Some experts believe that when it comes to violence, the media exert as much influence as family and peers (Levin, 1998; Slaby, 1997). Eric Harris and Dylan Klebold provide vivid anecdotal evidence for this opinion: The teenagers who killed 13 students and teachers at Columbine High School in Littleton, Colorado, in 1999 played the video game Doom obsessively (Bai, 1999).

Children spend an average of 35 hours a week in front of the television—more time than they spend doing anything but sleeping (Levin, 1998). One-year-olds watch an average of 2.2 hours a day (Christakis, Zimmerman, DiGiuseppe, and McCarty, 2004), and 26 percent of children under 2 years have a television set in their bedroom (Kaiser Family Foundation, 2003). African American children watch more than European American children, and children in poor families watch more than children in affluent families (Slaby, 1997).

In 1972, the Surgeon General’s Scientific Advisory Committee on Television and Social Behavior concluded that there is a direct, causal link between seeing violence on television and aggressive behavior. In 2000, six major professional societies—including the American Medical Association, the American Academy of Pediatrics, and the American Psychiatric Association—officially concurred, saying that “the data point overwhelmingly to a causal connection between media violence and aggressive behavior in some children” (“Joint Statement on the Impact of Entertainment Violence on Children,” 2000). Meta-reviews of the most rigorous studies indicate that the effects of television violence are very strong (Coie and Dodge, 1998).

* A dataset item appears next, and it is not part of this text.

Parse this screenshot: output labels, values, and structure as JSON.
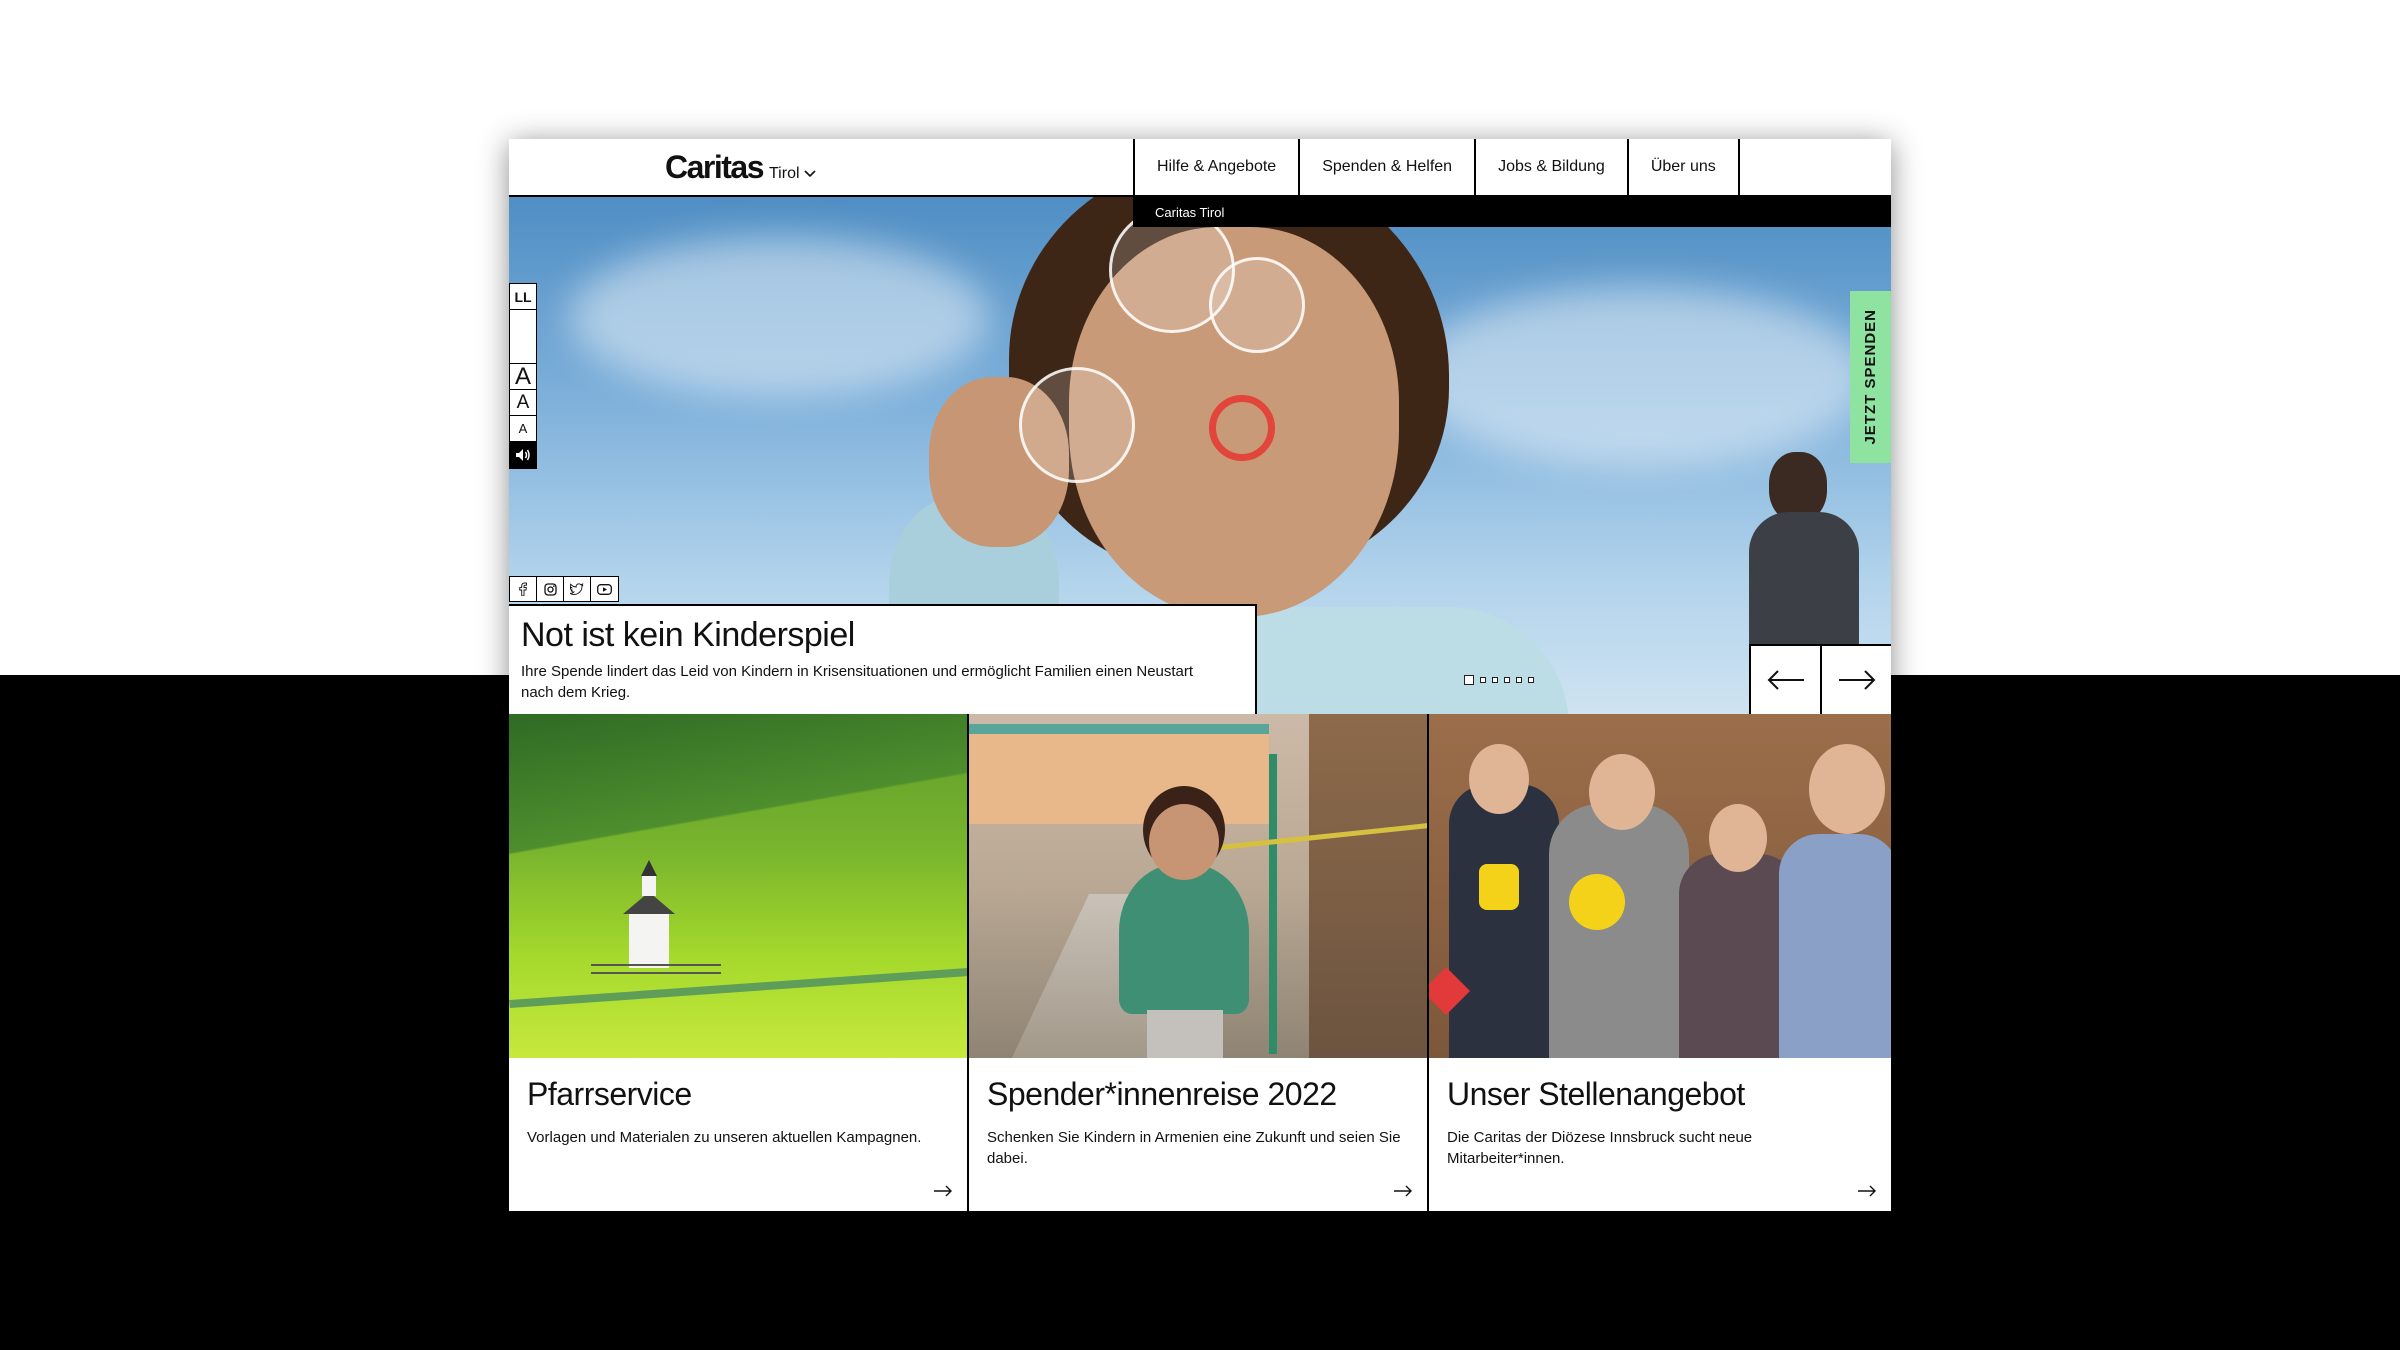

Children are the most susceptible viewers because they are the least able to evaluate what they see (Slaby, 1997). Researchers (Coie and Dodge, 1998; Donnerstein, Slaby, and Eron, 1994; Slaby, 1997) have documented at least four main effects:

  • Aggressor effect. Children who watch violent media are more likely to engage in aggressive behavior, especially if they identify with aggressive characters or find the violence realistic and relevant to their own lives. They may come to think that aggression is an acceptable way to resolve conflict. The more violence a child watches, the more aggressive the child’s behavior is likely to become.
  • Victim effect. Watching television violence makes some children more fearful. Most vulnerable are those who identify with the victim and perceive the violence as realistic. Heavy viewers of violence can acquire “mean-world syndrome,” mistrusting people and seeing the world as more dangerous than it really is.
  • Bystander effect. Watching media violence desensitizes children and leads them to think that violence is normal, especially when programs present it as acceptable and without consequences. Instead of responding to real-life pain and suffering with sympathy, child viewers of violence remain indifferent. In one experiment, children who had watched a violent program were far less likely to intervene or call for help when fighting broke out among the children they were “babysitting” (Thomas and Drabman, 1975).
  • Increased appetite effect. When television violence is fun and exciting, children crave more of it. Children who behave aggressively watch more violent television in order to justify their behavior.

Research is also uncovering evidence that watching television at a very young age is associated with attentional and organizational problems and impulsive behavior at age 7. One study found that a child’s risk of attention problems rose by nearly 10 percent for each hour of television she watched per day (Christakis et al., 2004). Another study (Zimmerman, Glew, Christakis, and Katon, 2005) links bullying in school-age children to early television viewing. Prosocial television has prosocial effects, but there is relatively little of it to be seen (Donnerstein et al., 1994; Murray, 1997).

Whether violence enters their lives via their own families, their peers, their neighbors, or the media, children who are exposed to it are learning that it is an acceptable—and effective—way to resolve conflict and gain power. They become readier to accept aggressive behavior both in themselves and in others, and they are at high risk for criminal behavior and for aggressive behavior in their own dating and marital relationships (Suderman and Jaffe, 1997).